Unabashedly derivative of Edgar Rice Burroughs' Barsoom novels, Alan Burt Akers' (real name: Kenneth Bulmer) saga of Dray Prescot of Antares spanned 37 books between 1972 and 1988, with an additional 16 released only in Germany. You might well wonder why. If nothing else, the success of these readable but unspectacular novels proves that there is a measurable portion of the SF reading public for whom an utter lack of originality is not really a problem, as long as a certain degree of quick gut-level gratification is delivered expediently. Heck, that's the key to the success of any bit of junk food entertainment.
Perhaps I'm being unfair there, because Transit to Scorpio is not without its pleasures. Knowing full well that he is following in some well-worn footprints, Akers compensates for his tale's lack of freshness by filling it chock full of fast-paced action, fearsome beasties, and naked slave girls (stopping short of sex), making the Prescot series the kind of books designed to appeal to hormonally turbocharged adolescent boys in need of power fantasies and titillation during those moments they're not able to sneak a peek at their dad's Penthouse stash.
The premise is simplicity itself, though, as we shall see, the plot of the first Prescot novel is all over the place. Dray Prescot is a sailor of 19th century Europe who, while fleeing fierce tribesmen in darkest Africa, finds himself suddenly plucked from this world and deposited upon Kregen, a world circling Antares in Scorpio and itself circled by seven moons. He's been brought there by means unexplained by the Savanti, a race of people who seek to civilize Kregen by example, not force, and who recruit candidates from other worlds, like Prescot, to help them in this. Why? Ah, who cares? The Savanti are so peaceful that when they go hunting they merely stun their prey instead of killing them (considering how barbaric the rest of Kregen is, I don't give the Savanti much of a chance). Prescot is given an immersion treatment that gives him a thousand-year lifespan. But when he in turn gives the same treatment to a young woman named Delia — who had been denied it by the Savanti — the Savanti get royally pissed and kick Prescot back to Earth, to the apparent chagrin of beings known as the Star Lords.
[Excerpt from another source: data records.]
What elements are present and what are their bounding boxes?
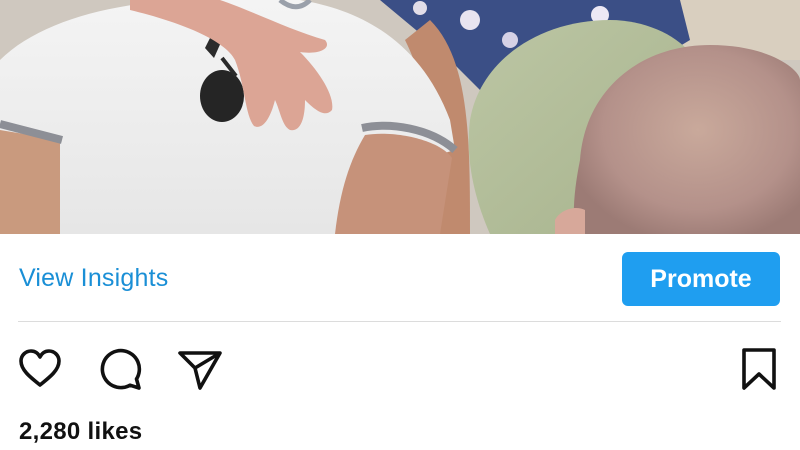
view-insights-link[interactable]: View Insights <box>19 264 168 293</box>
insights-bar: View Insights Promote <box>0 234 800 322</box>
instagram-post-screen: View Insights Promote 2,280 likes <box>0 0 800 450</box>
promote-button[interactable]: Promote <box>622 252 780 306</box>
speech-bubble-icon[interactable] <box>96 345 144 393</box>
post-action-row <box>0 345 800 395</box>
likes-count[interactable]: 2,280 likes <box>19 418 142 446</box>
heart-outline-icon[interactable] <box>16 345 64 393</box>
post-photo-image <box>0 0 800 234</box>
bookmark-icon[interactable] <box>735 345 783 393</box>
post-photo[interactable] <box>0 0 800 234</box>
paper-plane-icon[interactable] <box>176 345 224 393</box>
divider <box>18 321 781 322</box>
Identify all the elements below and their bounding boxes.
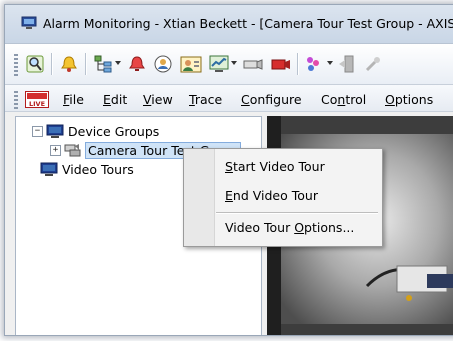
menu-configure-label-rest: onfigure bbox=[249, 92, 302, 107]
menu-item-label: Video Tour bbox=[225, 220, 295, 235]
video-recorder-button[interactable] bbox=[269, 52, 293, 76]
start-video-tour-item[interactable]: Start Video Tour bbox=[225, 159, 325, 174]
paint-dropdown-arrow[interactable] bbox=[327, 61, 333, 65]
menu-bar: LIVE File Edit View Trace Configure Cont… bbox=[5, 85, 453, 112]
cardholder-button[interactable] bbox=[179, 52, 203, 76]
search-button[interactable] bbox=[23, 52, 47, 76]
menu-item-label-rest: tart Video Tour bbox=[232, 159, 325, 174]
tree-item-label: Video Tours bbox=[62, 161, 134, 177]
menu-item-label-rest: nd Video Tour bbox=[232, 188, 318, 203]
tree-item-label: Device Groups bbox=[68, 123, 160, 139]
title-bar[interactable]: Alarm Monitoring - Xtian Beckett - [Came… bbox=[5, 5, 453, 44]
menu-configure[interactable]: Configure bbox=[241, 92, 302, 107]
menu-control-label-rest: trol bbox=[345, 92, 367, 107]
monitor-dropdown-arrow[interactable] bbox=[231, 61, 237, 65]
cardholder-icon bbox=[180, 56, 202, 73]
monitor-icon bbox=[46, 124, 64, 138]
menu-file[interactable]: File bbox=[63, 92, 84, 107]
menu-item-accesskey: S bbox=[225, 159, 233, 174]
alarm-button[interactable] bbox=[57, 52, 81, 76]
badge-icon bbox=[154, 55, 172, 73]
menubar-grip[interactable] bbox=[14, 91, 18, 109]
menu-edit[interactable]: Edit bbox=[103, 92, 127, 107]
menu-edit-label-rest: dit bbox=[110, 92, 128, 107]
svg-text:LIVE: LIVE bbox=[29, 100, 45, 108]
toolbar-separator bbox=[51, 53, 53, 75]
menu-view[interactable]: View bbox=[143, 92, 173, 107]
monitor-chart-icon bbox=[209, 55, 229, 72]
end-video-tour-item[interactable]: End Video Tour bbox=[225, 188, 318, 203]
tree-item-video-tours[interactable]: Video Tours bbox=[40, 160, 134, 178]
badge-button[interactable] bbox=[151, 52, 175, 76]
context-menu: Start Video Tour End Video Tour Video To… bbox=[183, 148, 383, 247]
monitor-icon bbox=[40, 162, 58, 176]
expand-toggle[interactable]: + bbox=[50, 144, 61, 156]
collapse-toggle[interactable]: − bbox=[32, 125, 43, 137]
toolbar bbox=[5, 44, 453, 85]
monitor-chart-button[interactable] bbox=[207, 52, 231, 76]
camera-icon bbox=[243, 59, 263, 70]
tree-item-device-groups[interactable]: − Device Groups bbox=[32, 122, 159, 140]
menu-item-label-rest: ptions... bbox=[304, 220, 355, 235]
menu-file-label-rest: ile bbox=[69, 92, 84, 107]
menu-trace-label-rest: race bbox=[194, 92, 223, 107]
menu-control-label: Co bbox=[321, 92, 338, 107]
menu-options-label-rest: ptions bbox=[394, 92, 434, 107]
paint-button[interactable] bbox=[303, 52, 327, 76]
menu-options[interactable]: Options bbox=[385, 92, 433, 107]
tool-icon bbox=[365, 57, 380, 72]
toolbar-separator bbox=[85, 53, 87, 75]
app-window: Alarm Monitoring - Xtian Beckett - [Came… bbox=[4, 4, 453, 336]
context-menu-gutter bbox=[184, 149, 215, 246]
door-button[interactable] bbox=[335, 52, 359, 76]
menu-view-label-rest: iew bbox=[151, 92, 173, 107]
menu-control[interactable]: Control bbox=[321, 92, 366, 107]
monitor-app-icon bbox=[21, 16, 37, 29]
live-icon[interactable]: LIVE bbox=[25, 91, 49, 108]
door-icon bbox=[339, 55, 354, 73]
toolbar-separator bbox=[297, 53, 299, 75]
tool-button[interactable] bbox=[361, 52, 385, 76]
hierarchy-dropdown-arrow[interactable] bbox=[115, 61, 121, 65]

The Star Lords' role in things is not terribly well laid out for the reader's edification — we know only that they are keeping an eye on the Savanti and Prescot — but perhaps Akers gets to it in later novels.
After many years moping on Earth, Prescot is returned to Kregen, just in time to witness Delia being captured by nasties and taken off into slavery. Making the most of the convenient coincidence that placed him back on Kregen within feet of the girl he'd been obsessing about all these years, Prescot falls in with a tribe of warriors called the Clansmen of Felschraung and spends five years (dealt with by Akers inside of a single chapter) becoming their leader. Prescot by now is a damn near invincible superman, it would seem, yet one day he and a band of his men are waylaid by enemies and enslaved in the nearby city of Zenicce, which is run by feuding noble houses. Once installed as a slave in the House of Esztercari (whose beautiful spoiled brat princess daughter — as in all adolescent-male fantasies of this sort — does everything in her power to seduce him), Prescot naturally finds Delia again and the two are racing like mad to escape together.
So, like, why read a book like this when there are so many better ones out there? (For my part, I did it because as an obsessed completist I aim to build this into a fairly comprehensive review site of books both old and new.) Well, as I said, for all that it is silly and hackneyed, there is definite guilty-pleasure value to this planetary romance. The hack-n-slash stuff is handled with gusto. And I am well aware of the audience for whom it is intended. Dray Prescot is no John Carter of Mars, that's for dang sure. But as a Burroughs pastiche, this series is a whole lot better than Norman's Gor any day (unless you're specifically into the Gor series' sexual sadism, in which case, ghod help you). That spotty 11-year-old down the block who double-bags all his X-Men, is always chosen last at sports, and gets picked on all the time by the jocks and stoners — Dray Prescot is the series for him. I'd rather he got his power fantasies out of his system by reading these books, instead of, say, going on a shooting spree.